Nous sommes tous allés nous coucher quand onze heures ont sonné à l’horloge du salon. J’ai dormi dans la chambre qui était la mienne depuis des années. J’ai ouvert la fenêtre de deux ou trois centimètres. Un front froid suivait de près la pluie qui avait traversé le comté d’Onenia, aussi la brise qui soulevait le rideau était-elle fraîche et humide. Le moindre bruit m’était familier : le saule qui s’agitait devant la maison, l’eau qui dévalait les tuyaux de descente, l’écho quadrangulaire d’un endroit auquel on est habitué. C’était le reste de la maison qui me semblait creux, sans cœur.
Le lendemain matin, nous sommes allés voir mamie Fisk.
Nous nous sommes installés dans la salle d’attente des visiteurs en passant les uns après les autres un peu de temps avec mamie Fisk. Mon tour est venu après celui de mon père et d’Aaron.

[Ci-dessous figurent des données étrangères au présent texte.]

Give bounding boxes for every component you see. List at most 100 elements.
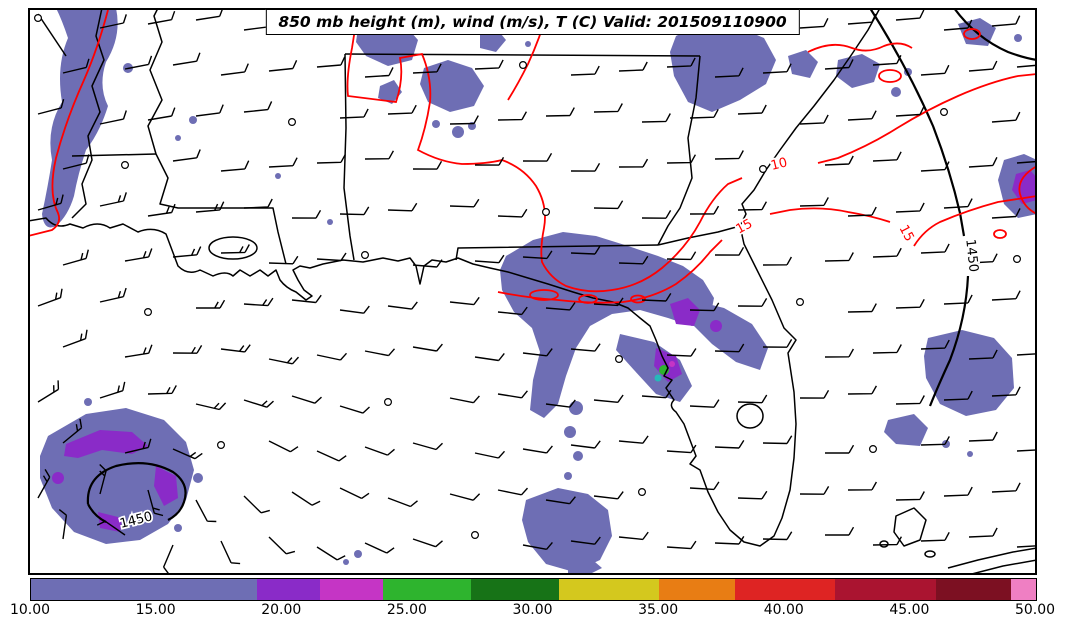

Elle ne réagissait à rien et un médecin nous avait annoncé avec tout le tact possible qu’elle n’avait presque plus aucune fonction cérébrale supérieure, mais qu’il était toujours possible — c’est du moins ce que nous nous sommes dit en faisant semblant d’y croire — qu’elle ait conscience de notre présence. J’en ai douté dès que je l’ai vue. Mamie Fisk ne se trouvait pas dans cette chambre. C’était bien son corps sur le lit, intubé et relié à des moniteurs, les joues creuses parce qu’on lui avait enlevé son dentier (outrage qu’elle n’aurait jamais toléré), mais elle-même était partie. Tout simplement partie. Quand j’ai pris sa main, celle-ci m’a paru inerte, comme faite de cure-pipes et de papier mâché.
J’ai quand même remercié mamie Fisk pour tout ce qu’elle m’avait donné. Et elle m’avait beaucoup donné. En particulier l’idée que je n’étais peut-être pas complètement seul au monde.
Jenny Symanski est arrivée à l’hôpital en fin d’après-midi. Je l’ai serrée dans mes bras, mais nous n’avons eu le temps d’échanger que deux ou trois mots avant qu’elle passe elle aussi un peu de temps avec mamie Fisk. Pendant lequel maman Laura a laissé entendre que je pouvais sans aucun problème inviter Jenny à dîner quelque part. Le reste de la famille se relaierait à la cafétéria de l’hôpital, mais maman Laura trouvait que Jenny méritait un peu plus raffiné, maintenant que j’étais de retour. Je trouvais aussi.
Nous avons pris ma voiture. Nous nous sommes éloignés de l’hôpital, passant devant les magasins d’usine pour remonter l’ancienne grand-rue de Schuyler jusqu’au restaurant chinois qu’elle et moi fréquentions depuis des années, Au dragon souriant. Un sol en linoléum vert, un ficus en très mauvaise santé dans la vitrine, rien de prétentieux.